Corey tragically collapsed outside of his car and died of a heart attack a few hours later during loud-out. “Even before I heard the news, having everyone screaming in my face, Corey included, was pretty much the highlight of the fest for me. Hearing he dropped dead after the fest gutted me. We were catching a connecting flight in Dallas and it felt like someone punched me in the gut and balls at the same time. It left us pretty dumbfounded,” Jesse Matthewson said. “The last interaction I had with Corey was right before he and Phil did the final send off for the festival and we hugged. I’m glad that was how we parted ways.”

Corey ran around all weekend, doing his best to ensure the fest was running as well as possible, but he took a moment to breathe at the side of the stage for Superjoint’s set, nodding his head to each song. He wasn’t just a journalist and festival organizer, he was a fan.

One of the fest’s final bands was Eyehategod, a band still overcoming death’s unforgiving claws themselves. At the 2013 fest, Melvins drummer Dale Crover filled in behind the drum kit for Joey LaCaze, who died just a couple of months before that performance. Aaron Hill has since become their permanent drummer, and their signature southern blues ’n doom paradoxically delighted the crowd with its reliable penchant for misery and emotional torture.

Brains, bodies and, in some cases, livers were battered to the point of exhaustion by the end of the weekend, but there was a final spectacle many were holding their breath for. Danzig was Housecore’s grand finale. His performance at a recent Fun Fun Fun fest in Austin was overshadowed by the fiasco surrounding the actual music, seemingly par for the course for the man who seems to be equally worshiped and reviled. We can assume that the Housecore crew provided him with soup that was hot enough to his liking, as there were no significant delays, and Evil Elvis did what he’s paid for. It’s not the classic line-up, but Danzig’s band—including Prong guitarist Tommy Victor, Type O Negative drummer Johnny Kelly and bassist Steve Zing—is impressive, outshining what he brought to the table, in fact. Some moments were powerful, including Phil Anselmo’s backing vocals on “Mother,” others weren’t so much.

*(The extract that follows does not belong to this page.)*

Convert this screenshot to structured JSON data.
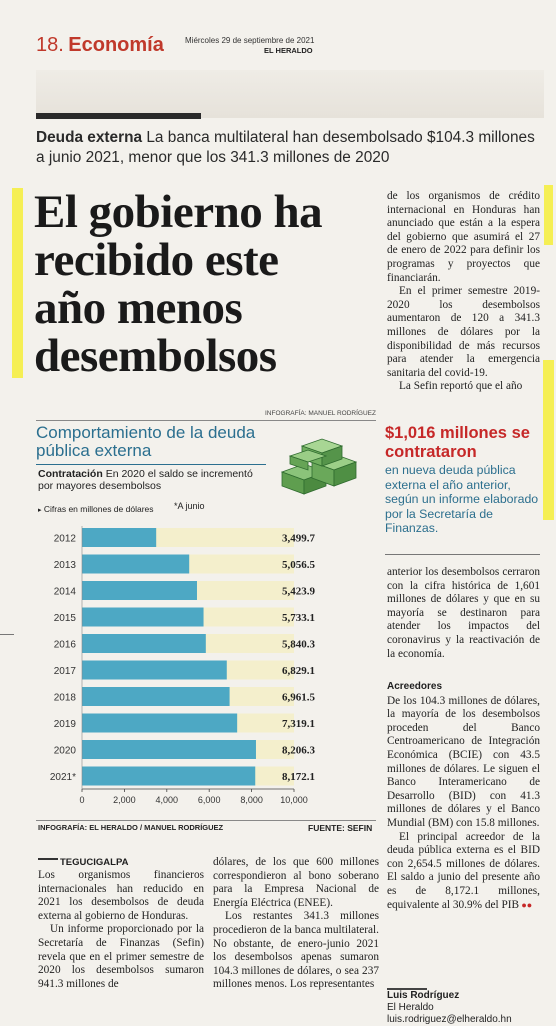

And, of course, Danzig’s precursor, Samhain, shared the stage midway through Danzig’s set, with Zing taking over the drum throne and bassist London May and guitarist Peter Adams, of Baroness, jumping on stage. Their classic songs were performed well, and it was an enjoyable way to wrap up the impressive festival, but Samhain’s set wasn’t exactly the magical experience many had hoped for.